Written by series veterans Glen Morgan and James Wong, “Home” centers on the Peacock family in a small town in Pennsylvania — a family that has become deformed and monstrous after many years of incest and intense isolation. The episode offers a twisted look at traditional family values and pits our agents against some of the most terrifyingly real monsters they have ever faced.
It may not be the most likeable piece of television you’ll ever watch, but it will certainly be one of the most memorable.
Clyde Bruckman’s Final Repose (Season 3, Episode 4)

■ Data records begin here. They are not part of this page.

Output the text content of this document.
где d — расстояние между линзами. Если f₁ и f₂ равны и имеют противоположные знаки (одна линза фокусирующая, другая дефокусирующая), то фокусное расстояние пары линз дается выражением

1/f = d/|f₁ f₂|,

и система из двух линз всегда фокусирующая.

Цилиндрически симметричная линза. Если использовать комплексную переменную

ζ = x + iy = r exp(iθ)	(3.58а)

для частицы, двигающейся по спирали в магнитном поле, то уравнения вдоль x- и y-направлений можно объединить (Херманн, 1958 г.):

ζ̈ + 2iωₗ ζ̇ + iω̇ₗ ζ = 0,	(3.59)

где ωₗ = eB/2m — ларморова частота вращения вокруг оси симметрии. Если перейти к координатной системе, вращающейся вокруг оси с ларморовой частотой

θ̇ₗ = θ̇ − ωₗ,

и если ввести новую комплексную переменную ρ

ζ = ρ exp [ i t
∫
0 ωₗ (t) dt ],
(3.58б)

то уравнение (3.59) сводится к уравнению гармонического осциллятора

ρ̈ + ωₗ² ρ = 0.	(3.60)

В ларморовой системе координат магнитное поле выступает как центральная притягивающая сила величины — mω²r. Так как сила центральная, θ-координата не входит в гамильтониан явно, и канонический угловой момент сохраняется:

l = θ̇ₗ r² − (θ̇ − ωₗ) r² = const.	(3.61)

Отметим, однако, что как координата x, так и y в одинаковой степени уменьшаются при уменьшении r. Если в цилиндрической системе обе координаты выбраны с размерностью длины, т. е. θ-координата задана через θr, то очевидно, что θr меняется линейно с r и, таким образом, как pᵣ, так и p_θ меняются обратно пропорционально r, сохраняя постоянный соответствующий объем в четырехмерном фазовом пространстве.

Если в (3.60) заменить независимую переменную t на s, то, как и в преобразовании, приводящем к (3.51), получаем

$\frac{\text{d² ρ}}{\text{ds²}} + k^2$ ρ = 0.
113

“Clyde Bruckman” is by far Darin Morgan’s greatest contribution to The X-Files and is widely considered to be the best episode of the series to date. Starring a fantastic Peter Boyle as the seemingly psychic Clyde Bruckman, the episode deals with issues of mortality, humanity, fate and free will.
Bruckman, who has the ability to see how himself and others will die, assists the agents with a string of murders, helping to lead them to the bodies and predict what will happen next.
Bruckman is plagued daily by visions of death, and is one of the series’ most complex and effective characters. He brings out a pivotal honesty in Mulder and Scully that we don’t often see.
Darkly funny and hauntingly honest, “Clyde Bruckman’s Final Repose” is the one episode of The X-Files everyone should see, transcending the sci-fi genre to become a piece of television that examines the human condition and the universal fear we all feel about what’s on the other side.